Cette "mondialisation" de l’animation favorise toutefois à une absence de différence dans les réalisations des différentes régions du pays. "En Belgique, les gens ont tendance à travailler ensemble. Dans les studios bruxellois, on retrouve ainsi souvent des Bruxellois, mais aussi des Wallons et des Flamands". Aucune région ne semble ainsi se démarquer dans le domaine.

La programmation belge : une mission du festival

Chaque année, le festival de film d’animation consacre une partie non négligeable de sa programmation à la création nationale. Une petite centaine de films belges ont ainsi été sélectionnés pour 2012. Il s’agit principalement de courts-métrages, de publicités ou de clips musicaux. Ceux-ci sont diffusés lors de quatre programmations, dont deux consacrées aux films en compétition officielle.
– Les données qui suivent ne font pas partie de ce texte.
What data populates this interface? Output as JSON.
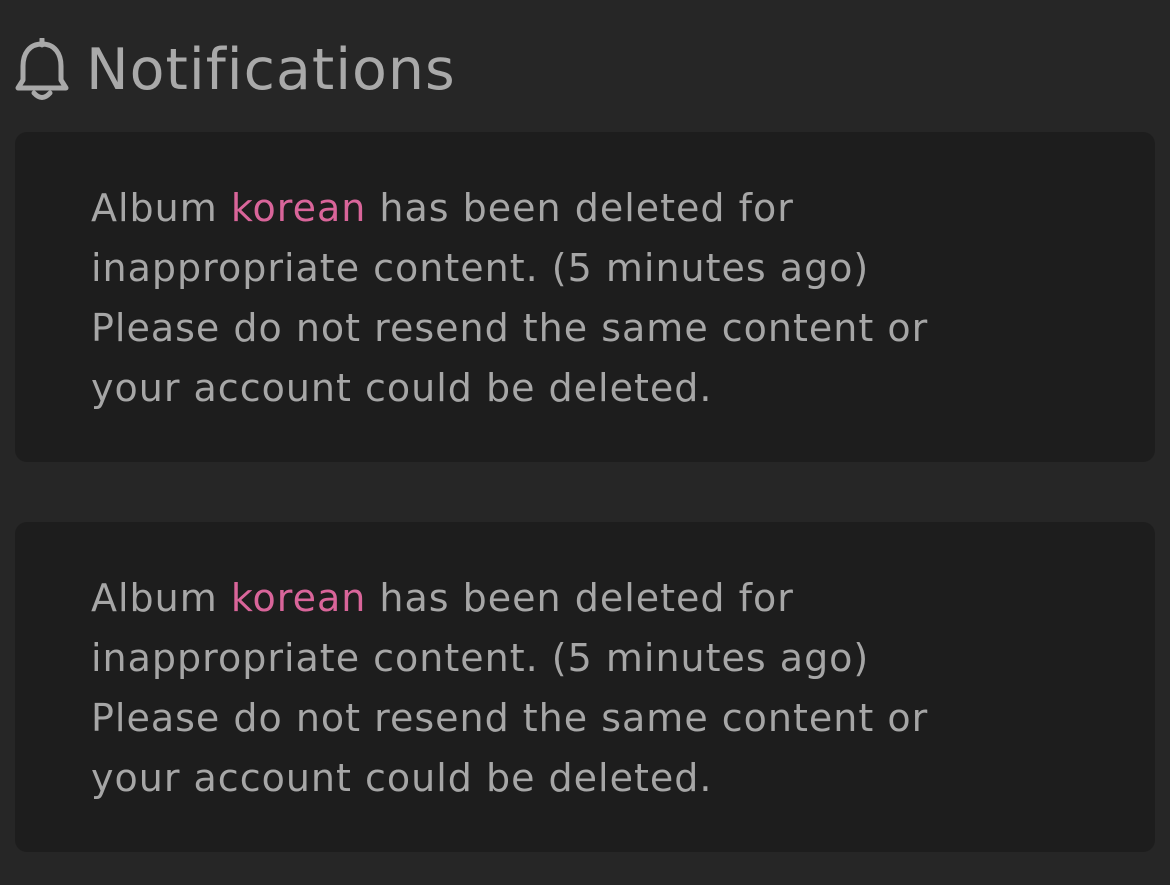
{
  "header": {
    "icon": "bell-icon",
    "title": "Notifications"
  },
  "colors": {
    "background": "#262626",
    "card": "#1d1d1d",
    "text": "#a6a6a6",
    "link": "#d9659a"
  },
  "notifications": [
    {
      "prefix": "Album",
      "album_name": "korean",
      "line1_rest": "has been deleted for",
      "line2": "inappropriate content. (5 minutes ago)",
      "line3": "Please do not resend the same content or",
      "line4": "your account could be deleted."
    },
    {
      "prefix": "Album",
      "album_name": "korean",
      "line1_rest": "has been deleted for",
      "line2": "inappropriate content. (5 minutes ago)",
      "line3": "Please do not resend the same content or",
      "line4": "your account could be deleted."
    }
  ]
}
Des expositions, des ateliers, mais aussi des rétrospectives sont par ailleurs organisées. Cette année le festival a mis à l’honneur les Belges Vincent Bierrewaerts et Manuel Gomez. La tenue annuelle de Futuranima permet en outre aux jeunes talents d’entrer en contact avec des professionnels de l’animation.
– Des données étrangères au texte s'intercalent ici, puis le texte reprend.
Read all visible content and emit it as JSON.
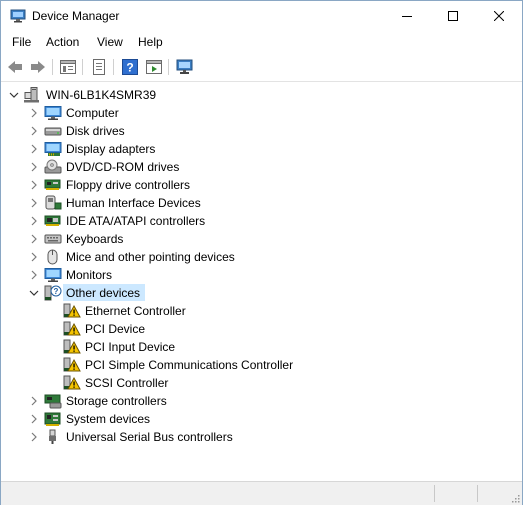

"Dès qu’on a l’occasion de mettre en valeur un talent de chez nous, on le fait, même si ce n’est pas une obligation. La programmation belge est l’une des missions du festival", conclut le co-directeur d’Anima.

Notons que le festival récompense annuellement les lauréats des compétitions. Ces prix sont offerts sous forme de programmes informatiques, droits de diffusion, ou encore de soutien financier. Le montant total des prix consacrés par le festival aux réalisations belges avoisine les 20.000 euros.